FST is a widely used statistic in populations genomics. It describes the relative genomic divergence between populations. The dataset you will practice with is real - is shows regions of divergence between two three-spined stickleback ecotypes, one which migrates to sea and another which does not. A great way of plotting statistics like FST, which you expect to vary across the genome, is using a manhattan plot (so named because of it's similarity to the peaks and troughs of the New York skyline).
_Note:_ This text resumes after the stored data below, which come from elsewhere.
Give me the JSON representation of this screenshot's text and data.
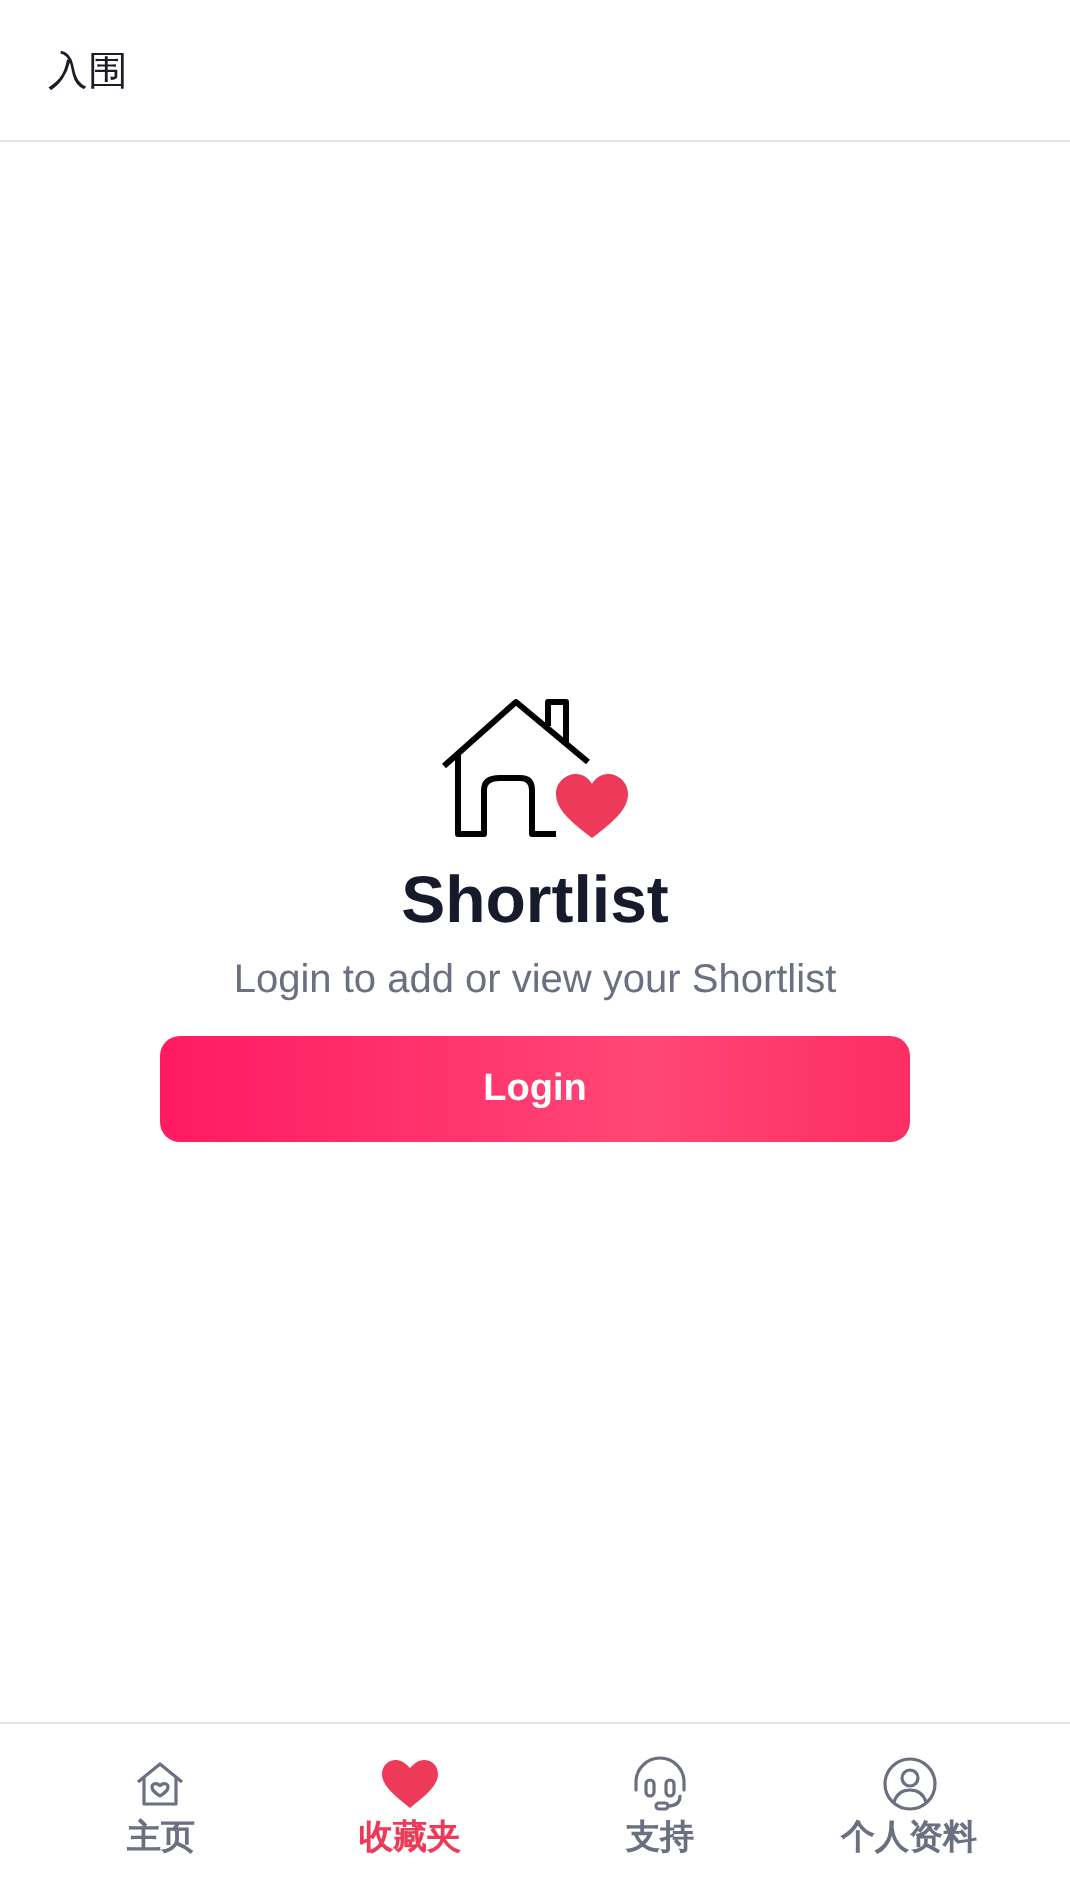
{
  "header": {
    "title": "入围"
  },
  "empty_state": {
    "title": "Shortlist",
    "message": "Login to add or view your Shortlist",
    "button": "Login"
  },
  "tab_bar": [
    {
      "kind": "home",
      "label": "主页",
      "selected": false
    },
    {
      "kind": "heart",
      "label": "收藏夹",
      "selected": true
    },
    {
      "kind": "headset",
      "label": "支持",
      "selected": false
    },
    {
      "kind": "profile",
      "label": "个人资料",
      "selected": false
    }
  ]
}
This will allow you to locate regions of the genome that are strongly differentiated between ecotypes.
-
Start by making a plot for a single chromosome (hint you will need to use your knowledge of filtering to do this).
-
Then have a go at plotting Fst across the whole genome. Think about your x-axis and how you might get it looking nice. Have a try using colour to distinugish the different chromosomes.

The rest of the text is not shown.